I think next month I might try to convince Old John from fencing to come be a guest lecturer. He is our 78-year-old fencer, but he is also an expert in archeology and classics. I have had some fascinating conversations with him at the pub after fencing and am dying to hear him give a talk, so if he agrees to do it for free this might be an ideal opportunity. Plus the ladies would probably be interested. Plus he speaks Welsh, and as about half of them are Welsh speakers and the volunteers are all English, it might be nice for them to have someone else to converse with in Welsh.

Have to say I really admire Jo for starting this group. It seems like a really positive thing! And a great way to get a cup of tea, a biscuit and some interesting stories.

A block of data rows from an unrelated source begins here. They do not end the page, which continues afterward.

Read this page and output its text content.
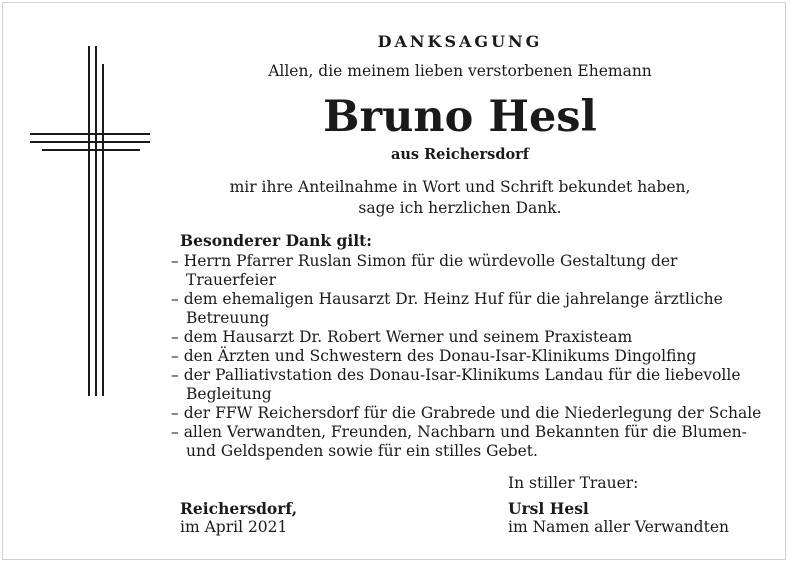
DANKSAGUNG
Allen, die meinem lieben verstorbenen Ehemann
Bruno Hesl
aus Reichersdorf
mir ihre Anteilnahme in Wort und Schrift bekundet haben,
sage ich herzlichen Dank.
Besonderer Dank gilt:
– Herrn Pfarrer Ruslan Simon für die würdevolle Gestaltung der Trauerfeier
– dem ehemaligen Hausarzt Dr. Heinz Huf für die jahrelange ärztliche Betreuung
– dem Hausarzt Dr. Robert Werner und seinem Praxisteam
– den Ärzten und Schwestern des Donau-Isar-Klinikums Dingolfing
– der Palliativstation des Donau-Isar-Klinikums Landau für die liebevolle Begleitung
– der FFW Reichersdorf für die Grabrede und die Niederlegung der Schale
– allen Verwandten, Freunden, Nachbarn und Bekannten für die Blumen- und Geldspenden sowie für ein stilles Gebet.
In stiller Trauer:
Reichersdorf,
im April 2021
Ursl Hesl
im Namen aller Verwandten
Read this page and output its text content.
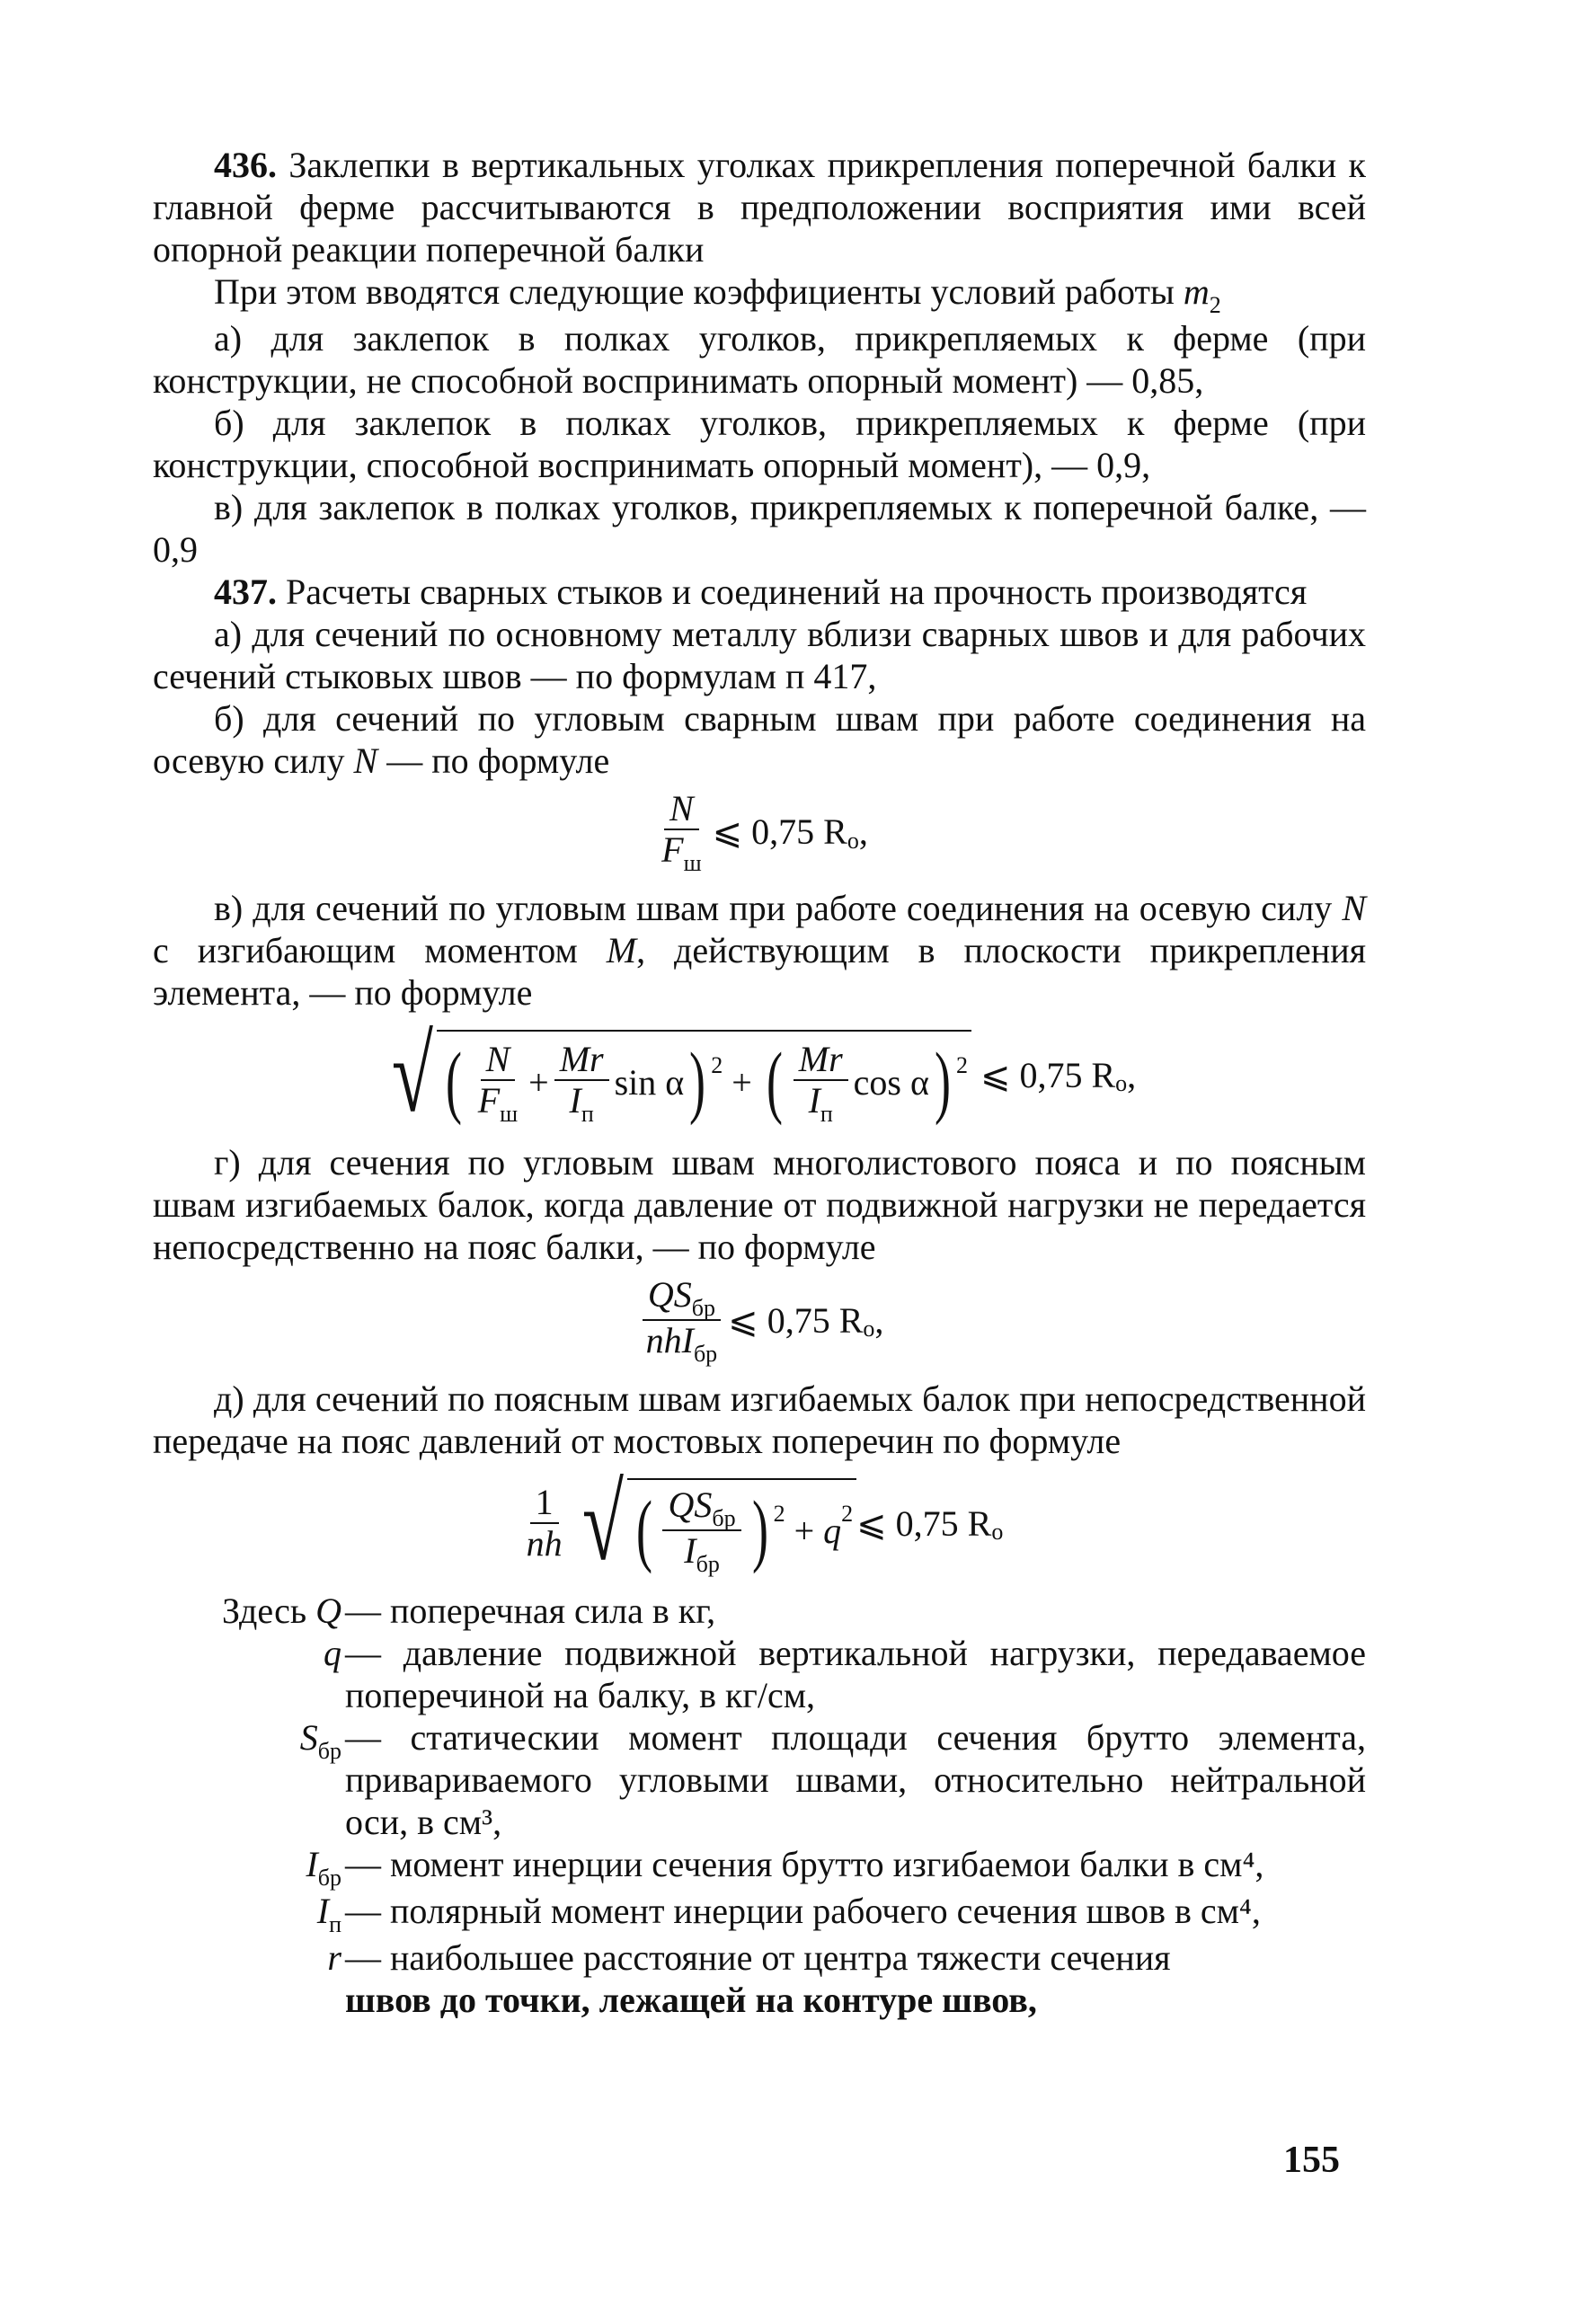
436. Заклепки в вертикальных уголках прикрепления поперечной балки к главной ферме рассчитываются в предположении восприятия ими всей опорной реакции поперечной балки

При этом вводятся следующие коэффициенты условий работы $m_2$

а) для заклепок в полках уголков, прикрепляемых к ферме (при конструкции, не способной воспринимать опорный момент) — 0,85,

б) для заклепок в полках уголков, прикрепляемых к ферме (при конструкции, способной воспринимать опорный момент), — 0,9,

в) для заклепок в полках уголков, прикрепляемых к поперечной балке, — 0,9

437. Расчеты сварных стыков и соединений на прочность производятся

а) для сечений по основному металлу вблизи сварных швов и для рабочих сечений стыковых швов — по формулам п 417,

б) для сечений по угловым сварным швам при работе соединения на осевую силу N — по формуле

$\frac{N}{F_ш}$ ⩽
0,75 R о ,

в) для сечений по угловым швам при работе соединения на осевую силу N с изгибающим моментом M, действующим в плоскости прикрепления элемента, — по формуле

√ ( $\frac{N}{F_ш} + \frac{Mr}{I_п}$ sin α ) 2
+
( $\frac{Mr}{I_п}$ cos α ) 2
⩽
0,75 R о ,

г) для сечения по угловым швам многолистового пояса и по поясным швам изгибаемых балок, когда давление от подвижной нагрузки не передается непосредственно на пояс балки, — по формуле

$\frac{QS_{бр}}{nhI_{бр}}$ ⩽
0,75 R о ,

д) для сечений по поясным швам изгибаемых балок при непосредственной передаче на пояс давлений от мостовых поперечин по формуле

$\frac{1}{nh}$ √ ( $\frac{QS_{бр}}{I_{бр}}$ ) 2
+
q 2 ⩽
0,75 R о
Здесь Q — поперечная сила в кг,
q — давление подвижной вертикальной нагрузки, передаваемое поперечиной на балку, в кг/см,
$S_{бр}$ — статическии момент площади сечения брутто элемента, привариваемого угловыми швами, относительно нейтральной оси, в см³,
$I_{бр}$ — момент инерции сечения брутто изгибаемои балки в см⁴,
$I_п$ — полярный момент инерции рабочего сечения швов в см⁴,
r — наибольшее расстояние от центра тяжести сечения
швов до точки, лежащей на контуре швов,
155
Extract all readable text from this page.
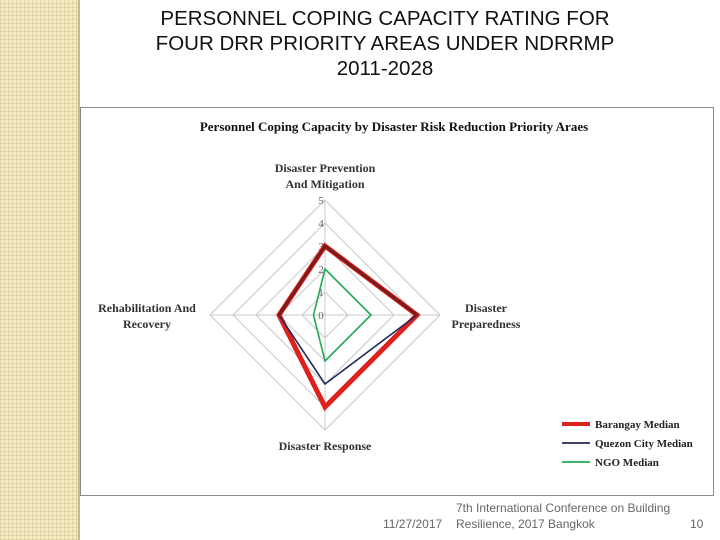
PERSONNEL COPING CAPACITY RATING FOR
FOUR DRR PRIORITY AREAS UNDER NDRRMP
2011-2028
Personnel Coping Capacity by Disaster Risk Reduction Priority Araes
0
1
2
3
4
5
Disaster Prevention
And Mitigation
Disaster
Preparedness
Disaster Response
Rehabilitation And
Recovery
Barangay Median
Quezon City Median
NGO Median
11/27/2017
7th International Conference on Building
Resilience, 2017 Bangkok	10
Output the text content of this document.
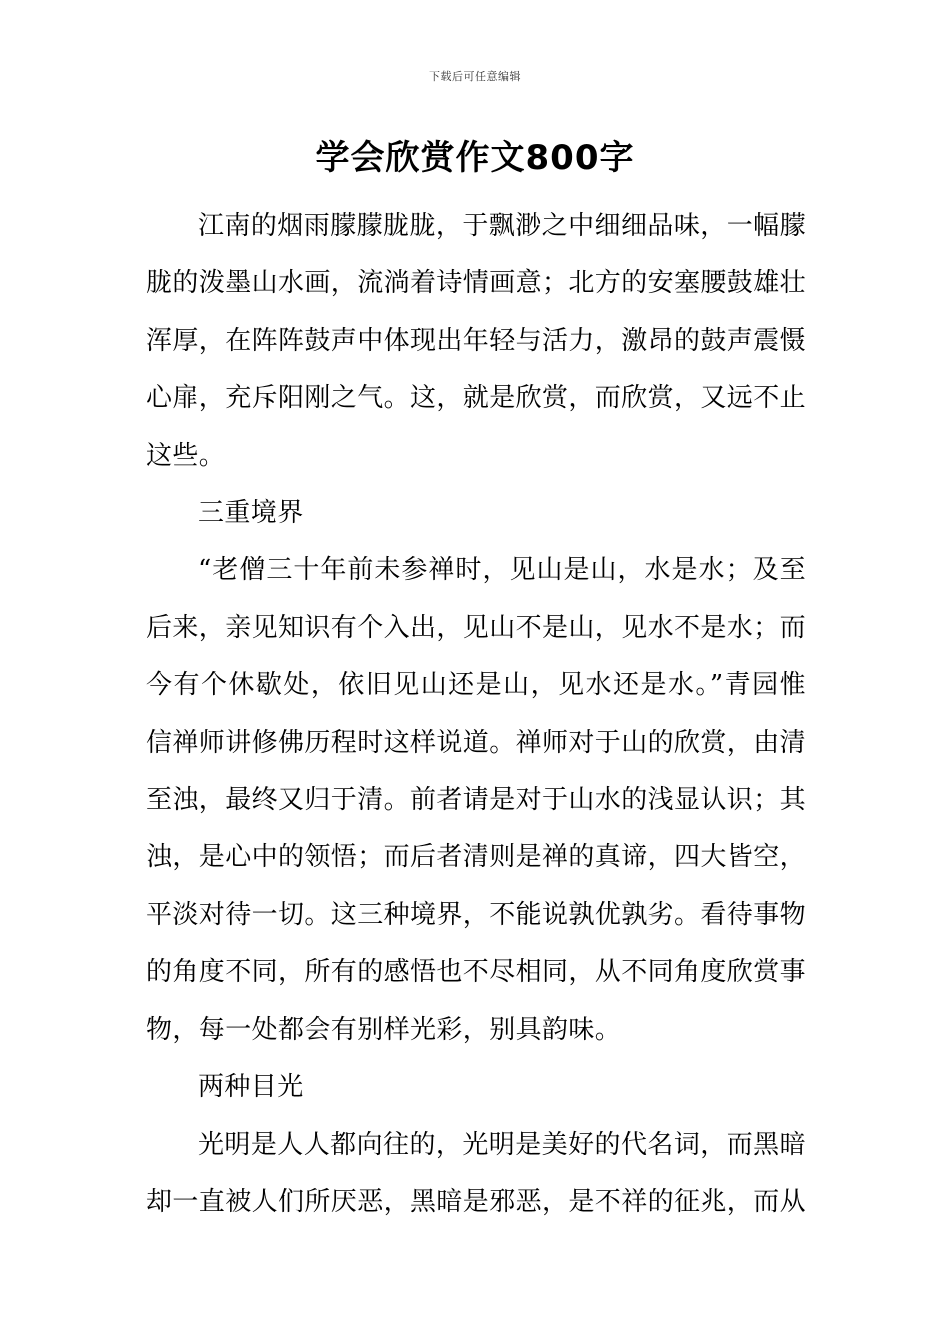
下载后可任意编辑
学会欣赏作文800字

江南的烟雨朦朦胧胧，于飘渺之中细细品味，一幅朦胧的泼墨山水画，流淌着诗情画意；北方的安塞腰鼓雄壮浑厚，在阵阵鼓声中体现出年轻与活力，激昂的鼓声震慑心扉，充斥阳刚之气。这，就是欣赏，而欣赏，又远不止这些。

三重境界

“老僧三十年前未参禅时，见山是山，水是水；及至后来，亲见知识有个入出，见山不是山，见水不是水；而今有个休歇处，依旧见山还是山，见水还是水。”青园惟信禅师讲修佛历程时这样说道。禅师对于山的欣赏，由清至浊，最终又归于清。前者请是对于山水的浅显认识；其浊，是心中的领悟；而后者清则是禅的真谛，四大皆空，平淡对待一切。这三种境界，不能说孰优孰劣。看待事物的角度不同，所有的感悟也不尽相同，从不同角度欣赏事物，每一处都会有别样光彩，别具韵味。

两种目光

光明是人人都向往的，光明是美好的代名词，而黑暗却一直被人们所厌恶，黑暗是邪恶，是不祥的征兆，而从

And finally, I've learned that fencing TOOK UP A BIG PART OF MY LIFE! Are you surprised? But I have to say, I feel kind of adrift without somewhere I'm supposed to be three evenings a week. And my fitness level has really shown the difference. So I've decided I need to try something else. Aonghus says there's karate and they teach beginners... as long as it's not expensive I might give it a go. Besides, Kevanne the fencing women's captain is a black belt in karate (at the age of 21, sigh) and you can really see how it helps her fencing. Couldn't hurt, anyway!

Had a post somewhere about the trip back from Canada. If I can find it I'll post it (out of order, but at the rate I post nothing is news anyway!) Think it's on my laptop. Anyway, the trip was amazing and I'm so glad I went. The houseboat was glorious, of course, and I got to see all my family and a good portion of my friends. Also (in the less fun category) got a lot of admin done: sorted out my RRSPs, did my taxes, sold Mabel. Nothing in Bangor had changed when I got back, and mom said my visit was like a dream. At least she didn't say nightmare...

My supervisor has wandered off to France for two weeks, but before she left she dumped a project in my lap. Luckily it's not mine alone (a postdoc called Madge is actually in charge of it). I should get a couple hours pay a week out of it - I hope - and Madge is a down-to-earth Scot who I immediately got on with and who seems very with it. So while the project may or may not go well, at least I get to work with someone cool! all good...

* The most hilarious moment of the coffee event was when a blind lady called Ruby won the raffle prize of the china cat. She obviously couldn't see her prize, so she was sitting there saying, "Oh, let me touch the pussy! I need to have a feel of the pussy!" while Jo and I stared at the ground so as not to catch each others' eye and burst into hysterical laughter.